Most importantly for my use case here, I need to know all the variations of Header Names which can occur. That being said, Knowing how to extract the complete table from word docs in batch to excel would be helpful in the future.
SOLUTION --> Update 3 (See deleted for previous updates): This very messy code starts to iterate over a selected folder location and generates the data but looses some of the formattings of the previous update(Minor issue) This is okay as It solves the major issue.
Sub CopyTables()
Dim oWord As Word.Application
Dim WordNotOpen As Boolean
Dim oDoc As Word.Document
Dim oTbl As Word.Table
Dim fd As Office.FileDialog
Dim FilePath As String
Dim wbk As Workbook
Dim wsh As Worksheet
Dim diaFolder As FileDialog
Dim selected As Boolean
Dim strFile As String
Dim pdfPath As String
Dim oFSO As Object
Dim oFolder As Object
Dim oFile As Object
Dim i As Integer
Dim n As Long
'Create New Workbook
Set wbk = Workbooks.Add(Template:=xlWBATWorksheet)
' Get Folder location from User
Set diaFolder = Application.FileDialog(msoFileDialogFolderPicker)
With diaFolder
diaFolder.AllowMultiSelect = False
selected = diaFolder.Show
If selected Then
FilePath = diaFolder.SelectedItems(1)
Debug.Print FilePath
Set diaFolder = Nothing
Else
Beep
End If
End With
On Error Resume Next
Application.ScreenUpdating = False
Set oFSO = CreateObject("Scripting.FileSystemObject")
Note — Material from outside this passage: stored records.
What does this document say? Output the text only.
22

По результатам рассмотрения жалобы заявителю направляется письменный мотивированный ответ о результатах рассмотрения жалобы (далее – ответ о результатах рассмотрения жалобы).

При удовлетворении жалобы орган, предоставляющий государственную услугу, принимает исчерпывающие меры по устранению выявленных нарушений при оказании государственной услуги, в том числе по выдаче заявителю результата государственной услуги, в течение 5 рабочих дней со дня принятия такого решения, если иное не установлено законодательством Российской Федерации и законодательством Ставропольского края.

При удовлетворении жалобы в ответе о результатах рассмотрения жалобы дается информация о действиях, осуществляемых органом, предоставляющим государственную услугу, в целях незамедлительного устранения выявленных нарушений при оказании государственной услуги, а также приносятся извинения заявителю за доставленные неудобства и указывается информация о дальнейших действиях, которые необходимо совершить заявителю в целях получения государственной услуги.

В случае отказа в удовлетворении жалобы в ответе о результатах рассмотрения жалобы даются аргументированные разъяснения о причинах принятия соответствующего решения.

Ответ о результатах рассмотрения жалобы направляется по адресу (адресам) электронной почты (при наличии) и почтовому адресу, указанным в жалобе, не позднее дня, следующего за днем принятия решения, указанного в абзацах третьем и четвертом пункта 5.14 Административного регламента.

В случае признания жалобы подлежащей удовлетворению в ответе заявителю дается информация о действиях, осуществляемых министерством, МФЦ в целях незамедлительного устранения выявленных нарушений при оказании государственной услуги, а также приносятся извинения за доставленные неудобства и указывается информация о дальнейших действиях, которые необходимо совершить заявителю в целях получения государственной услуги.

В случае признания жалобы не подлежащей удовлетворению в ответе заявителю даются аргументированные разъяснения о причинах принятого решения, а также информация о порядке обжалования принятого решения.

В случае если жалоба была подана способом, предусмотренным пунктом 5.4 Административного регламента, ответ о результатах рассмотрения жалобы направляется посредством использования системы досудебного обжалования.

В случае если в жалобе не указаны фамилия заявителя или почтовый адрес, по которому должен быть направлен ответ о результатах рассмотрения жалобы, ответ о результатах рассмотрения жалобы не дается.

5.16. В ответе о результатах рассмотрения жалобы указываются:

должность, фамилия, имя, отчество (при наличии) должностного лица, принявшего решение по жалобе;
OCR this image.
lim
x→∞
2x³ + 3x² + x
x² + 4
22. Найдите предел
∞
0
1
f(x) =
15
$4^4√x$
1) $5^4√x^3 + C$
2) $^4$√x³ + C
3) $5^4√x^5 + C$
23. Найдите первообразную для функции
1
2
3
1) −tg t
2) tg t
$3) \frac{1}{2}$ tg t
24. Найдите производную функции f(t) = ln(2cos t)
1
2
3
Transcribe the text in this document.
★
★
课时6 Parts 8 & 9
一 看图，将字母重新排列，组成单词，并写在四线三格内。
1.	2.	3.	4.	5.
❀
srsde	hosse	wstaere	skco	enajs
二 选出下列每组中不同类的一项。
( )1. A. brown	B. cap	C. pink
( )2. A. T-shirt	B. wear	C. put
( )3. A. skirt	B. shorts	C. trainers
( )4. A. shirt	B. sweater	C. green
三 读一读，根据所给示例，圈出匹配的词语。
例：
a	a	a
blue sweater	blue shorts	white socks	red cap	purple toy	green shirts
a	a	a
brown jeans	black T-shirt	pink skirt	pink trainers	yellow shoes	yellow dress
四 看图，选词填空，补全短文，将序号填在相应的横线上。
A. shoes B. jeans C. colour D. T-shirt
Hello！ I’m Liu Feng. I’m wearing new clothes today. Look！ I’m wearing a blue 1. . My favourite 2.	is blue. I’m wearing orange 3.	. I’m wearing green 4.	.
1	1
Set oFolder = oFSO.GetFolder(FilePath)
'Get the file Names
For Each oFile In oFolder.Files
Debug.Print oFolder.Path
Debug.Print oFile.Name
Debug.Print oFolder.Path & "\" & oFile.Name
FilePath = oFolder.Path & "\" & oFile.Name
'------------------------------------------------------------------
'Get or start Word
Set oWord = GetObject(Class:="Word.Application")
If Err Then
Set oWord = New Word.Application
WordNotOpen = True
End If
'On Error GoTo Err_Handler
'-------------------------------------------------------------------
' Open document
Set oDoc = oWord.Documents.Open(FilePath)
' Loop through the tables
'Set wsh = wbk.Worksheets.Add(After:=wbk.Worksheets(wbk.Worksheets.Count))
For Each oTbl In oDoc.Tables
' Create new sheet
'Set wsh = wbk.Worksheets.Add(After:=wbk.Worksheets(wbk.Worksheets.Count))
'-------------------------------------------------------------------
'NEED ASSISTANCE HERE APPEND TO BELOW CELL WITH BLANK SPACE
' Copy/paste the table
oTbl.Range.Copy
Sheets("Sheet1").Range("B" & Rows.Count).End(xlUp).Offset(1, 0).PasteSpecial xlPasteValues
Next oTbl
'------------------------------------------------------------------
' Delete the first sheet
'Application.DisplayAlerts = False
'wbk.Worksheets(1).Delete
'Application.DisplayAlerts = True
'------------------------------------------------------------------
Exit_Handler:
On Error Resume Next
oDoc.Close SaveChanges:=False
If WordNotOpen Then
oWord.Quit
End If
'------------------------------------------------------------------
'Release object references
Set oTbl = Nothing
Set oDoc = Nothing
Set oWord = Nothing
Application.ScreenUpdating = True
'------------------------------------------------------------------
'Err_Handler:
'MsgBox "Word caused a problem. " & Err.Description, vbCritical, "Error: " & Err.Number
'Resume Exit_Handler
Next oFile
End Sub
In this code, each line of the document is captured in its own cell. This is okay and may actually be useful.
Will update here with any progress.
What im really not sure how is how to ensure it appends to the previous table.
The end product of this after running 800+ documents will be ridiculous but as I say I can clean up in PQ.